Nel famosissimo componimento “Spleen” presente nella raccolta “I fiori del male” il poeta francese Charles Baudelaire descrive una sensazione che qualche volta tutti hanno provato:
“E lunghi funerali, senza tamburi né musica, sfilano lentamente nella mia anima; vinta, la Speranza piange; e l’atroce Angoscia, dispotica, pianta sul mio cranio chinato il suo vessillo nero”.
Spleen è una parola inglese che deriva dal greco, dove ha il significato di “milza”. Secondo l’antica medicina greca, basata sulla teoria degli umori, era la bile nera localizzata nella milza a provocare un senso di angoscia e di oppressione.
Lo spleen non è depressione ma è un senso di tristezza soverchiante che porta a vedere il mondo come privo di ogni luce e bellezza. È una sensazione alla quale è difficile dare motivazioni e che ogni tanto può passare a farci visita senza essere chiamata. Come scrive efficacemente Baudelaire, lo spleen fa sentire prostrati e inermi e sembra che non ci sia via di fuga a questa sensazione che può essere anche spaventosa. Che fare dunque?
Per prima cosa bisogna distinguere lo spleen dalla depressione e dall’angoscia cronica: per quanto sia faticosa da vivere, la sensazione di spleen è transitoria e può essere cancellata con una certa facilità. La depressione invece, per quanto porti con sé la stessa angoscia e lo stesso senso di oppressione, è qualcosa di radicato e che permane per mesi. In questo caso il rimedio principale è chiedere l’aiuto di un professionista.

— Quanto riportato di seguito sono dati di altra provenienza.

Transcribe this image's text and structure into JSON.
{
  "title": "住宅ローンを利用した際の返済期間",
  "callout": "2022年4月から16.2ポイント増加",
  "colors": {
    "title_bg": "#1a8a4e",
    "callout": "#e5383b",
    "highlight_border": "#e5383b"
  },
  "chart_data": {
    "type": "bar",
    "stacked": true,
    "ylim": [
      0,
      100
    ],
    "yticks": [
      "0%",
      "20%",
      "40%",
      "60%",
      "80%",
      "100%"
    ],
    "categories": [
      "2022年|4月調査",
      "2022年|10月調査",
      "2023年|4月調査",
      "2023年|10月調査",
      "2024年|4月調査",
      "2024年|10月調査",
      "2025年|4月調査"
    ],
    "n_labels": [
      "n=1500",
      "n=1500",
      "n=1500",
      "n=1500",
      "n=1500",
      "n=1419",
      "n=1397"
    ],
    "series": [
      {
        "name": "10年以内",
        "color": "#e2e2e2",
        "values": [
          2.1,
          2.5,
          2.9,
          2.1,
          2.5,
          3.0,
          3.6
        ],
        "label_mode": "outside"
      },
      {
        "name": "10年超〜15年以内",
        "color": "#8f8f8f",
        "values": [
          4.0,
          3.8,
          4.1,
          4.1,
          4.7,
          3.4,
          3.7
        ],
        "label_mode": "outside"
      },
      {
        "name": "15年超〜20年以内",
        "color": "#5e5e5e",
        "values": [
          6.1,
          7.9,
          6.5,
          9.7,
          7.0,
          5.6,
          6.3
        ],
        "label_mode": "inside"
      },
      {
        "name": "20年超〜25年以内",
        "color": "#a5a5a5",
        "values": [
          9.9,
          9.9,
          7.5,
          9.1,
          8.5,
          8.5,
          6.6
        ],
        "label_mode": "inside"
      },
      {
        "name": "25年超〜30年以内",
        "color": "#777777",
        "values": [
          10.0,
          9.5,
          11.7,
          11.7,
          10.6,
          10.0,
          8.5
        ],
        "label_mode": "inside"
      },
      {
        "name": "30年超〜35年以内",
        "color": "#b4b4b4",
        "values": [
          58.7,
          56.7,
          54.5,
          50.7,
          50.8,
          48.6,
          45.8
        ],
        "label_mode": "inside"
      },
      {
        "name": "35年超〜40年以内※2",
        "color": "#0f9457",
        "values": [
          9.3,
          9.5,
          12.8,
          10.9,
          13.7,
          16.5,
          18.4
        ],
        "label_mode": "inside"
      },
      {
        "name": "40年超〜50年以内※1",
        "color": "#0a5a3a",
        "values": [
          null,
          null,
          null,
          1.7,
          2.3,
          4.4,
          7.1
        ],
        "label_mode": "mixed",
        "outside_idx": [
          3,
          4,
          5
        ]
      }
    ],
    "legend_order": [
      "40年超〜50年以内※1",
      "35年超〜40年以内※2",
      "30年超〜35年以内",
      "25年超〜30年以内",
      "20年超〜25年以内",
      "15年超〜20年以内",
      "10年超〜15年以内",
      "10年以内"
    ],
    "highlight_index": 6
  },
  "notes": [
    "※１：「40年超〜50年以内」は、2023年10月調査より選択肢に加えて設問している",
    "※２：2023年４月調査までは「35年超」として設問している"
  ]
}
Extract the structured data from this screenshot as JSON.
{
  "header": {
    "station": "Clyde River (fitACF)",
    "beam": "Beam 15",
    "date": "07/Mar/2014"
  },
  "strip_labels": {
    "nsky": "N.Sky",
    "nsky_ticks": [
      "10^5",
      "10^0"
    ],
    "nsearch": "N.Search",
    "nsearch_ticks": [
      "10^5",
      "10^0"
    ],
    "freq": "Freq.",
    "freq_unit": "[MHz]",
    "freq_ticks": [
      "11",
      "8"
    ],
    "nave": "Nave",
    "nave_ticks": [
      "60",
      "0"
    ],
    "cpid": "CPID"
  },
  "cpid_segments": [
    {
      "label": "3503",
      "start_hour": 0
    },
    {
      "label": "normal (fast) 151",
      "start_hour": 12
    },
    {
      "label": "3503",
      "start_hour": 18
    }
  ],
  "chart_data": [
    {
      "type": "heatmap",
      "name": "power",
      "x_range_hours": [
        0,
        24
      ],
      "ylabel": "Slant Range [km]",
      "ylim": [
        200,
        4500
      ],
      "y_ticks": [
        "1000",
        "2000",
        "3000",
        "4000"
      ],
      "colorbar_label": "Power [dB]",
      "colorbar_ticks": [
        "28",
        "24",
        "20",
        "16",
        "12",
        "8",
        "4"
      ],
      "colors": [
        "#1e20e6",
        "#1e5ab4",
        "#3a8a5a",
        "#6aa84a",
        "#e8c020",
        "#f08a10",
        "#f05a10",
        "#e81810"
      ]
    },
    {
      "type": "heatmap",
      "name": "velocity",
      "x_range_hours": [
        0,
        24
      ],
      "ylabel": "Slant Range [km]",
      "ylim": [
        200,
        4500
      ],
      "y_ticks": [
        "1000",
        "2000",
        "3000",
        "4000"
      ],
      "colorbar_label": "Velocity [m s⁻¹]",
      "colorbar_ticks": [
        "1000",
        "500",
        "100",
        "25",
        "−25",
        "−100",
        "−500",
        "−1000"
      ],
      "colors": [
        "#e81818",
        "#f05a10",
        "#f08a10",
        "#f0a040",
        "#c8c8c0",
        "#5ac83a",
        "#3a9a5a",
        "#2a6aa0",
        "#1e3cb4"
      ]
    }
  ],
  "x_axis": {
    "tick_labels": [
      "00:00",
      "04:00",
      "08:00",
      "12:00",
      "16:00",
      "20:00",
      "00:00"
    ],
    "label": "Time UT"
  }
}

Per contrastare lo spleen la cosa giusta da fare è portare nella propria giornata un po’ di quella luce che sembra persa, ad esempio contattando gli amici per un’uscita o facendo una passeggiata nella natura. Bastano piccole azioni portatrici di gioia per tenere a bada la sensazione di soffocamento che lo spleen porta con sé.
Un altro rimedio, paradossale ma efficace, è fare come Baudelaire, ovvero immergersi completamente nello spleen. Nel mondo moderno si è portati a voler cancellare subito ogni dolore alle prime avvisaglie, senza permettersi di viverlo fino in fondo. È un peccato, perché il dolore può essere una grande fonte di crescita personale e di creatività.
Quella sera in cui era immerso nello spleen il poeta non è uscito con gli amici ma è rimasto in casa a scrivere: si è permesso di provare l’angoscia fino in fondo e l’ha trasformata in qualcosa di grande grazie alle sue parole. Anche noi possiamo fare lo stesso, prendendo in mano la penna e vergando su carta i nostri pensieri. Oppure possiamo immergerci nel dolore meditando, ascoltando musica triste, naufragando nella nostra sensazione. L’effetto finale potrebbe essere fortemente catartico, facendoci sentire liberati e anche più consci di noi stessi.
Ricordiamo che lo spleen rientra tra le sensazioni umane e quando si presenta indica che siamo mentalmente vivi: dovremmo dunque ringraziarlo anziché detestarlo e seguire i suoi insegnamenti, prendendoci più cura di noi stessi o attraverso il divertimento e la distrazione o attraverso l’introspezione e la creatività.